Today, it is considered as one of the most intense and difficult violin concerto ever written. Its first premier in Helsinki was a disaster which forced the young man to make plenty of revisions. Subsequently, after a successful Berlin concerto the following year, it has become one of the most recorded violin concertos. The name of the author is Jean Sibelius.  

In  the winter of 1993, a young woman from the other side of the world, traveled to Ainola, Finland and visited the house of Sibelius.  She needed to know and understand how this magnificent violin concerto came into being from the land of the midnight sun.  

Winter in Finland is dark and harsh. It can kill. But, the young lady chose this season, because she knew Sibelius used the winter landscape as a material for his music. The day she visited, Ainola was drenched with snow so deep, that even Lake Tuusula disappeared from view. She stepped into the house and was shown the window that Sibelius chose to keep  open to break the winter silence. 

 As she looked out the window in this cold, freezing day, she could make out the outline of the frozen  lake  and suddenly she felt the intense, brooding melancholy that is synonymous with Sibelius’ name. Now, she finally understood why the maestro  described his concerto as “confessions of faith”, and that it was compressed to the point of ultimate silence.
 
“Never write an unnecessary note,” he proclaimed. “Every note must live.”   Since then, she made sure each note pouring out of her violin is alive! The young lady looking out of the Sibelius window was 13 years old. Her name is  Sarah Chang.

and that man's name? Albert Einstein!

She gets it. She is a performer! Her technique is second to none. And she plays with a very savvy level of panache. It's clear she's there to give the audience a show, and not just out there for herself. Her entrance on the stage was simply breathtaking. The dress, the colors, her carriage - she get's it! I was hooked before she even played the first note.

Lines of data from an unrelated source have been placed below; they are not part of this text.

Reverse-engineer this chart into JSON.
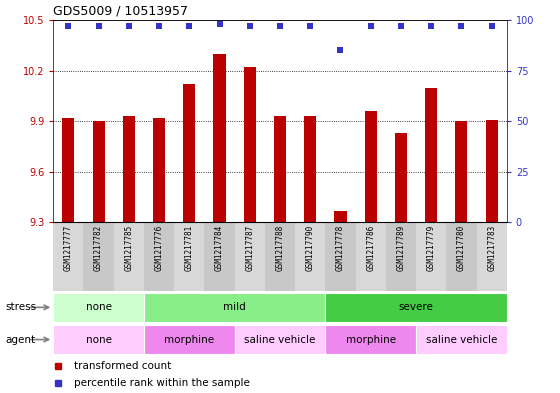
{
  "title": "GDS5009 / 10513957",
  "samples": [
    "GSM1217777",
    "GSM1217782",
    "GSM1217785",
    "GSM1217776",
    "GSM1217781",
    "GSM1217784",
    "GSM1217787",
    "GSM1217788",
    "GSM1217790",
    "GSM1217778",
    "GSM1217786",
    "GSM1217789",
    "GSM1217779",
    "GSM1217780",
    "GSM1217783"
  ],
  "bar_values": [
    9.92,
    9.9,
    9.93,
    9.92,
    10.12,
    10.3,
    10.22,
    9.93,
    9.93,
    9.37,
    9.96,
    9.83,
    10.1,
    9.9,
    9.91
  ],
  "pct_ranks": [
    97,
    97,
    97,
    97,
    97,
    98,
    97,
    97,
    97,
    85,
    97,
    97,
    97,
    97,
    97
  ],
  "ylim_left": [
    9.3,
    10.5
  ],
  "ylim_right": [
    0,
    100
  ],
  "yticks_left": [
    9.3,
    9.6,
    9.9,
    10.2,
    10.5
  ],
  "yticks_right": [
    0,
    25,
    50,
    75,
    100
  ],
  "bar_color": "#bb0000",
  "percentile_color": "#3333cc",
  "background_color": "#ffffff",
  "grid_lines": [
    9.6,
    9.9,
    10.2
  ],
  "stress_groups": [
    {
      "label": "none",
      "start": 0,
      "end": 3,
      "color": "#ccffcc"
    },
    {
      "label": "mild",
      "start": 3,
      "end": 9,
      "color": "#88ee88"
    },
    {
      "label": "severe",
      "start": 9,
      "end": 15,
      "color": "#44cc44"
    }
  ],
  "agent_groups": [
    {
      "label": "none",
      "start": 0,
      "end": 3,
      "color": "#ffccff"
    },
    {
      "label": "morphine",
      "start": 3,
      "end": 6,
      "color": "#ee88ee"
    },
    {
      "label": "saline vehicle",
      "start": 6,
      "end": 9,
      "color": "#ffccff"
    },
    {
      "label": "morphine",
      "start": 9,
      "end": 12,
      "color": "#ee88ee"
    },
    {
      "label": "saline vehicle",
      "start": 12,
      "end": 15,
      "color": "#ffccff"
    }
  ],
  "xtick_col_colors": [
    "#d8d8d8",
    "#c8c8c8"
  ],
  "legend_bar_label": "transformed count",
  "legend_pct_label": "percentile rank within the sample"
}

Have been listening to this performance again and again. Just realized quite a few people think her 3rd movement is not good. That's so natural. I listened to some other great violinists playing this. David Oistrakh might be able to satisfy most of critics. But Sarah "totally out of tune", given those few notes played a bit off? Sarah's performance flows, which to me an evidence of hard work. Can someone really be able to "fake" through a technically demanding piece like this? I wish I could.

She does play a bit like a bulldozer, which makes her performance disliked by some but at the same time liked by some others.It's not that she didn't understand, but rather she had a different understanding, when she renders some pieces in a beautiful way but this one in such a "rough" way. 

Obviously to some people her version is "sawing noises, totally out-of-tune, hysterical and out-of-control vibrato, all brute no fineness whatsoever". I understand. But the words being used? Exaggerating and Mean. Also I don't see any necessity to feel sad for others who can connect with what Sarah wants to express with her "sawing noises and hysterical vibrato".

I believe there're many here who listen to not only classic music, but also good rock'n roll and even heavy metal.